What you say about turning away from NZ may be true of some, but if it were it would come from a very simplistic understanding of what a large number of these writers which act as precident are doing, especially in the realm of identity politics. I feel that the reading of theory associated with such work has been central to my realising what it is to be Pakeha - and you know (I hope) that I'm not ignorant of NZ History.

You may not be able to do what Smithyman did with Silliman, but you could with Howe.

What bothers me though about geographically designated identity though is the quantification of "authenticity" that comes along with it. How is Dargaville more "NZ" than Christchurch, or Auckland, where 1/4 of the country's population live? It seems similar to the "Real America" politics of the McCain/Palin campaign last year, and the "south Island Myth" that the "real" NZer is a white high-country sheep farmer (I'm not saying that Smythyman is like that of course, but this is the territory that one can get into far too easily).

maps said...

It's because Ohura and Dargaville are *not* in 'New Zealand' that our young Bohemians ahould be exiled there. Or they could go to Hawera...http://readingthemaps.blogspot.com/2009/11/was-ronald-hugh-morrieson-really-goth.html

Ross Brighton said...

Hey, I'm by no means ragging on Smithyman, nor regionalism, just questioning the wholehearted rejection of other modes - surely the urban population deserves a poetic as well -
and coming from (and living the vast majority of my young life in)Canterbury, those chaps rejection of the "sth Is. Myth" is something I identify with less than John Newton's critique, or the rejection of that poetic outright by the (so called) FREED group etc.

To attempt to represent the rural, i think, for me would be as disingenuous as trying to write Maori poems (I use the word poems rather than Waiata to accentuate the break).

In all of this I'm much of a "different strokes for different folks" kind of guy I guess.

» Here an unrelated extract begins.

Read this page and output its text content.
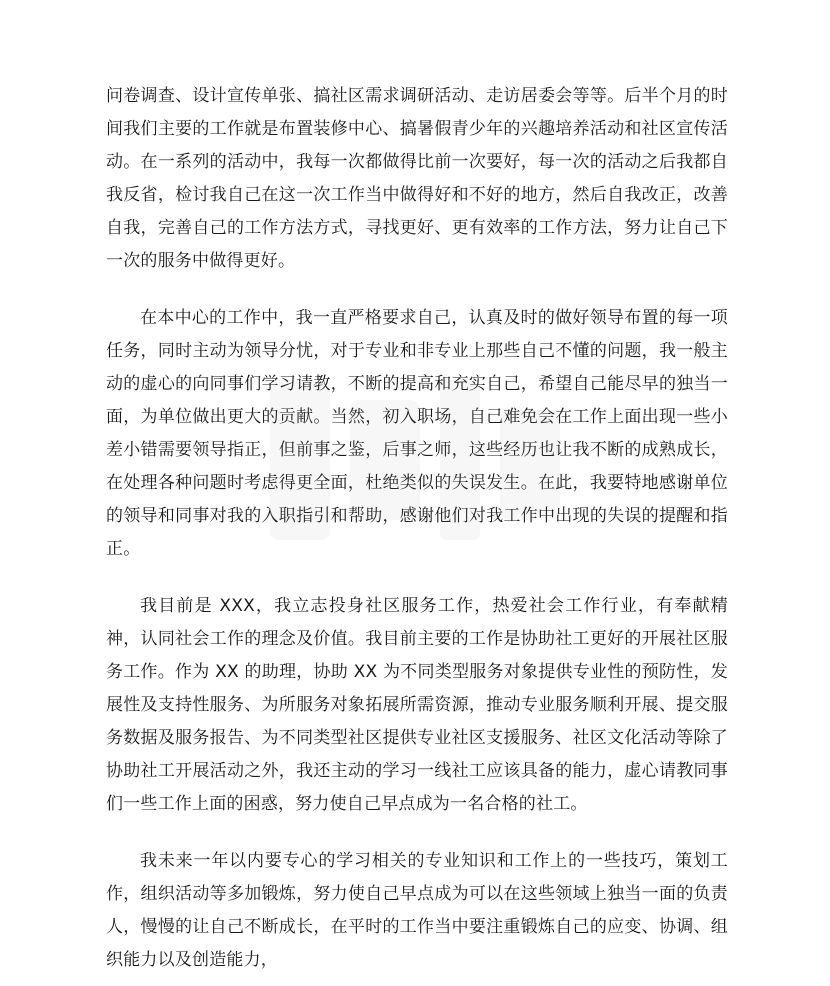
问卷调查、设计宣传单张、搞社区需求调研活动、走访居委会等等。后半个月的时间我们主要的工作就是布置装修中心、搞暑假青少年的兴趣培养活动和社区宣传活动。在一系列的活动中，我每一次都做得比前一次要好，每一次的活动之后我都自我反省，检讨我自己在这一次工作当中做得好和不好的地方，然后自我改正，改善自我，完善自己的工作方法方式，寻找更好、更有效率的工作方法，努力让自己下一次的服务中做得更好。

在本中心的工作中，我一直严格要求自己，认真及时的做好领导布置的每一项任务，同时主动为领导分忧，对于专业和非专业上那些自己不懂的问题，我一般主动的虚心的向同事们学习请教，不断的提高和充实自己，希望自己能尽早的独当一面，为单位做出更大的贡献。当然，初入职场，自己难免会在工作上面出现一些小差小错需要领导指正，但前事之鉴，后事之师，这些经历也让我不断的成熟成长，在处理各种问题时考虑得更全面，杜绝类似的失误发生。在此，我要特地感谢单位的领导和同事对我的入职指引和帮助，感谢他们对我工作中出现的失误的提醒和指正。

我目前是 XXX，我立志投身社区服务工作，热爱社会工作行业，有奉献精神，认同社会工作的理念及价值。我目前主要的工作是协助社工更好的开展社区服务工作。作为 XX 的助理，协助 XX 为不同类型服务对象提供专业性的预防性，发展性及支持性服务、为所服务对象拓展所需资源，推动专业服务顺利开展、提交服务数据及服务报告、为不同类型社区提供专业社区支援服务、社区文化活动等除了协助社工开展活动之外，我还主动的学习一线社工应该具备的能力，虚心请教同事们一些工作上面的困惑，努力使自己早点成为一名合格的社工。

我未来一年以内要专心的学习相关的专业知识和工作上的一些技巧，策划工作，组织活动等多加锻炼，努力使自己早点成为可以在这些领域上独当一面的负责人，慢慢的让自己不断成长，在平时的工作当中要注重锻炼自己的应变、协调、组织能力以及创造能力，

Sorry, this is a somewhat inebriated reply after getting home a bit late - I hope that can be forgiven.

Cy Mathews said...

To paraphrase Alexandro Jodorowsky (and he may have been paraphrasing someone else, I can't recall): I don't live in New Zealand, I live in myself.

For me, poetic community is a matter of (1) those writers I am fortunate enough to be in personal communication with, and (2) those writers I enjoy reading. Geographical proximity does have a role in determining who falls into category (1), but not in (2).

I can't really understand the concern that one's poetic orientation might not help to deal with the reality around one. What reality? I'm a New Zealander who likes a lot of (but not all) American, Serbian, British, New Zealand and Latin American poetry. I could just as well argue that the "reality" around me isn't set up to deal with me - but really, does it matter?

I think not.

A slightly inebriated post from me too. Friday night syndrome.